When I was a little girl, I went on holiday with my parents to Spain. It was the first time I’d ever been on a plane and certainly one of the first times I’d stayed in a hotel – and it was amazing. We stayed in Tossa de Mar on the Costa Brava and went to lots of exciting places.
I particularly remember seeing the Barça pre-season showcase under Terry Venables and then crying because the musical fountains were so beautiful that I didn’t want to leave (it was very late and I was probably very tired by then!)
Anyway, one of the abiding memories of the trip was seeing people playing this strange game I’d never seen before. What looked (from a distance) like a wallpaper pasting table was set up in the shade of some trees in the hotel grounds. On closer inspection, the players were sliding discs down this table into slots at the end.
My parents were as intrigued as I was and, after a few tentative tries with no idea of the rules, a kind Dutch man put us out of our misery and taught us how to play sjoelen.
We played the game the whole holiday. My parents had palled up with another couple and they played too. I was a little bit too small to be any good at this point, but I still enjoyed the game and wanted to play along with the rest of the crew.
When we got home, my parents weren’t done – they wanted to play more, but there was one problem: where would they be able to get a board in the UK? Don’t forget that this was long before you could just look it up on the internet. Searches of library catalogues for books with more information about the game didn’t yield much either.
So, eventually, having more or less given up on finding a board for sale, my Dad made one. From memory. No actual measurements to go from, no helpful pictures. Looking back now, it was a touch on the large side, but overall he did an absolutely brilliant job and we spent many happy evenings and weekends playing sjoelen. Or shula. Shooler. No-one really knew how to spell it. We didn’t care.
Any time anyone came round to the house, we played sjoelen. My schoolfriends (or a significant proportion of them, at any rate) played sjoelen.
I left home to go to university and my playing time decreased until I eventually wasn’t playing at all.
Fast forward a couple of decades and I was at the Campaign for Real Ales’ Pig’s Ear Beer Festival in December 2021. CAMRA beer festivals often have a stand with some bar games for people to have a go at and win prizes. I just happened to notice that one of the games they had was sjoelen.
I didn’t think much about it at the time – it almost caught up with me later when I thought, “Oh goodness, that was a sjoelen board, wasn’t it?” And then it played on my mind for a bit and I thought about getting one for the taproom at our family brewery.

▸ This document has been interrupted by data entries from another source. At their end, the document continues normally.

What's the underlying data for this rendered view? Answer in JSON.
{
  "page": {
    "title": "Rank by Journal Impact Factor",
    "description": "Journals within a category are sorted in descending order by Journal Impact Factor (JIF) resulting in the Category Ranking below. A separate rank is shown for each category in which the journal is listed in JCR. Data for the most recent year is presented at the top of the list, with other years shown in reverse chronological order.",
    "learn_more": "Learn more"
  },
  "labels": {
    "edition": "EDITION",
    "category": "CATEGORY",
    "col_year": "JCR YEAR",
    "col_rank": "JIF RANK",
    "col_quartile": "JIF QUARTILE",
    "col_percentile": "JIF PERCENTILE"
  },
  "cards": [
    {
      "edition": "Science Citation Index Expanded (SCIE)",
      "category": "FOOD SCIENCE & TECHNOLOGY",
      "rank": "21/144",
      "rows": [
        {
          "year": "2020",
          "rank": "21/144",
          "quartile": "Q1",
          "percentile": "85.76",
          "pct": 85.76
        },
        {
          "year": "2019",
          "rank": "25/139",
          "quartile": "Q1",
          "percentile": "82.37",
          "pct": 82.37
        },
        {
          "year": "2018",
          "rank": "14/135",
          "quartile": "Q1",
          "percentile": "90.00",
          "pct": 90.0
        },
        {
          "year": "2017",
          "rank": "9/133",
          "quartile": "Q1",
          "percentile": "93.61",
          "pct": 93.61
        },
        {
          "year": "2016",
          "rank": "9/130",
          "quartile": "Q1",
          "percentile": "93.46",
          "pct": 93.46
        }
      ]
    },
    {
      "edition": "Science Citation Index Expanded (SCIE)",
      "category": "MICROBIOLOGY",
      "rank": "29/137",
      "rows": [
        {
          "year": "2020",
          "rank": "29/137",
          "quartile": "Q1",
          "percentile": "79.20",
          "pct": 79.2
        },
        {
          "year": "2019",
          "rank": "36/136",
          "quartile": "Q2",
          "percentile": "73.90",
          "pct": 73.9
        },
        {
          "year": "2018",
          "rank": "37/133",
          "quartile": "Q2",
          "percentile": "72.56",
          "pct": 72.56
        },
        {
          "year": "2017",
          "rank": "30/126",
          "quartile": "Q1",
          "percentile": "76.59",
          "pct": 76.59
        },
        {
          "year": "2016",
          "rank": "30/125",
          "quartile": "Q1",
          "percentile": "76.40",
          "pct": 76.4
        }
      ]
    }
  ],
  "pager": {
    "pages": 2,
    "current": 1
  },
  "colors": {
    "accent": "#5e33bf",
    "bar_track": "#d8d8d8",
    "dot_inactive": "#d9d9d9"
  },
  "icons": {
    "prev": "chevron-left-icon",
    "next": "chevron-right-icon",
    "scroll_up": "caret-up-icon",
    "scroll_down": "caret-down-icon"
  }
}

Initially, I asked my Dad if he had the plan for the one he made – it’s still used but he would have had to measure it to get the dimensions and plan, and now that we do have the internet, I researched how much it would be to just buy one. I found them to be more reasonably priced than I thought and decided that when the materials and the time to make one were considered, it was actually cost effective to buy one – and that also meant we could have a tournament standard sjoelbak to practise on.
When the sjoelbak arrived in the taproom, it was an instant hit – I unwrapped it while the bar was open and then couldn’t get a look in because some of the regulars wanted to play!
Finally, I did manage to get disc in hand and a flood of nostalgia hit me. And I wiped the floor with everyone, even after not playing for 20 years. It turned out I was fairly good – not brilliant, but fairly good.
The sjoelbak continued to be popular and I started wondering whether there were other people playing in the UK and whether there were competitions or leagues being organised. Online research came up with a pretty emphatic no – if there are, they must be very localised and not advertised online. I did find a company offering sjoelen tournaments in the South East, but these are one-offs, not an ongoing playing of the sport.
I contacted the Algemene Nederlandse Sjoelbond (ANS, the Dutch Shuffleboard League) and asked them if they knew of any activity in the UK. They didn’t. And they also confirmed that no UK team had played in the last few World Cups (or possibly at all).
Then I found the Internet Sjoelen League, run by a chap in Vancouver, Washington (USA), and I asked him the same thing – are there UK players? He’d had a few come through the league but they’d been inactive for a while and he didn’t know of any concerted effort at organising sjoelen as a sport in the UK.
This led me to a few places. First, I joined the Internet Sjoelen League. I have to be in the rookie division for now, but on my current form, I’d be somewhere in Division E (there’s an F and a G too). Then I decided to see if I could play in the World Cup. The kind person I’d been in contact with at the ANS told me how and when to enter, and that is the current goal.
Come 26 May, I intend to be listening to my national anthem and walking out in my national sjoelen shirt as an international sjoelen player. Sounds bonkers, now I think about it.